Dazbo's Advent of Code solutions, written in Python

This one is quite a simple challenge. We have to read a sequence, and count how many digits there are in any group of the same digit. We say this count aloud, and this forms the next iteration of the sequence. E.g.

- Iteration 1: 1 becomes 11 (1 copy of digit 1).
- Iteration 2: 11 becomes 21 (2 copies of digit 1).
- Iteration 3: 21 becomes 1211 (one 2 followed by one 1).
- Iteration 4: 1211 becomes 111221 (one 1, one 2, and two 1s).

And so on.

**How long is our resulting sequence after 40 iterations?**

Here’s my function that does the hard work:

```
def look_and_say(data: str) -> str:
""" Perform a single look_and_say iteration
Args:
data (str): The input string, which is a seequence of numbers
Returns:
str: The resulting look-and-say string
"""
digit_counts = [] # store each count as a (count, digit) tuple, e.g. [(3, 1), (2, 2), (1, 1)]
digit_count = 0
prev_digit = None
for digit in data:
if (prev_digit and digit != prev_digit):
# if this digit is different to last digit, store the count of the last digit, and reset the count
digit_counts.append([digit_count, prev_digit])
digit_count = 0
digit_count += 1
prev_digit = digit
digit_counts.append([digit_count, prev_digit])
return "".join(str(count) + str(digit) for count, digit in digit_counts)
```

It’s pretty simple. It takes a sequence of numeric digits (as a `str`

), and outputs the next sequence.

- It iterates through each digit in the sequence.
- If we’ve just read a digit that is different to the previous digit, then:
- We’ve completed our preceding block of 1 or more identical digits.
- Store, in a tuple:
`(count, digit)`

- If the current digit is the same as a the previous digit, increment our counter for this block of identical digits.

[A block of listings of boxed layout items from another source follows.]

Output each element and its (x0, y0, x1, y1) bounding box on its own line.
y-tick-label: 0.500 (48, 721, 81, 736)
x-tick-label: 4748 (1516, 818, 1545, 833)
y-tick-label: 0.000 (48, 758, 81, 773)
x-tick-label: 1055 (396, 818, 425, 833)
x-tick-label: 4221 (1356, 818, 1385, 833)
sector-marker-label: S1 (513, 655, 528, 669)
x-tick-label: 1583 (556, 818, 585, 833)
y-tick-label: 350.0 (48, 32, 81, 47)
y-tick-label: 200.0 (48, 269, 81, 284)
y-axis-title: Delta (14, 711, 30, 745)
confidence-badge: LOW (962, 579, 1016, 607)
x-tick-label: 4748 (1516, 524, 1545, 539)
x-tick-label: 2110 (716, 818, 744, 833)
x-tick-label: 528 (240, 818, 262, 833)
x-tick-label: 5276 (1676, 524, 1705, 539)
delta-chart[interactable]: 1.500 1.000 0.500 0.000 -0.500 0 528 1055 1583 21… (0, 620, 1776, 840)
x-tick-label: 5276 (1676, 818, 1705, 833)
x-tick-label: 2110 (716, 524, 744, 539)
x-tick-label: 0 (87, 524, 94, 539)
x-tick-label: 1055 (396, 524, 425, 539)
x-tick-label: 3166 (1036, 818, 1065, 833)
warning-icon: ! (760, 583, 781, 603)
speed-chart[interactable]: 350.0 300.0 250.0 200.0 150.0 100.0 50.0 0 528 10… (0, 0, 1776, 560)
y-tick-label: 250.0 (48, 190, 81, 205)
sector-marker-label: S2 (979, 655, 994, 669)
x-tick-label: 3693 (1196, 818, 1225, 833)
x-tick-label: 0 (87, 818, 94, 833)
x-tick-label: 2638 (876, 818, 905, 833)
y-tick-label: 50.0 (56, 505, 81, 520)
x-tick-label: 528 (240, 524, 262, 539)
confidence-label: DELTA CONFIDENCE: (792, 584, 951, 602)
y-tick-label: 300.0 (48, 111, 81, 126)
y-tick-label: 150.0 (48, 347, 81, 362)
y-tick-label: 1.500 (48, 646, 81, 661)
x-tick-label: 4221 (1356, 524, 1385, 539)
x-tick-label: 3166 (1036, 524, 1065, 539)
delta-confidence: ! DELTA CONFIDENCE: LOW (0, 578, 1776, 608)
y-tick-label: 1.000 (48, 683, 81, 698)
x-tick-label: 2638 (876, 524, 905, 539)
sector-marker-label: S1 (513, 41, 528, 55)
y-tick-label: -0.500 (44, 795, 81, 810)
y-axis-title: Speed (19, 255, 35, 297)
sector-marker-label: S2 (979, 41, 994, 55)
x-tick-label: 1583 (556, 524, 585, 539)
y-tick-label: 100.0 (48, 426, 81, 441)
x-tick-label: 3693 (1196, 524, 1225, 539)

Finally, when we exit the loop, we use `"".join()`

along with a list comprehension, to assemble our new digit sequence from all the `(count, digit)`

pairs that we have in our list.

Finally, we want to run this function for the required number of iterations:

```
ITERATIONS = 40
def main():
input_file = os.path.join(SCRIPT_DIR, INPUT_FILE)
with open(input_file, mode="rt") as f:
data = f.read()
print(f"Input data: {data}")
for _ in range(ITERATIONS):
data = look_and_say(data)
print(f"After {ITERATIONS} iterations, length of result is {len(data)}")
```

Easy!

**We’re asked to now perform 50 iterations, and then determine the final output length.**

We don’t need to change anything except the value of the `ITERATIONS`

constant!

My output looks like this:

```
Input data: 1321131112
After 50 iterations, length of result is 6989950
Execution time: 8.8330 seconds
```

So, it runs in just under 9 seconds. We can probably do better, but this is good enough.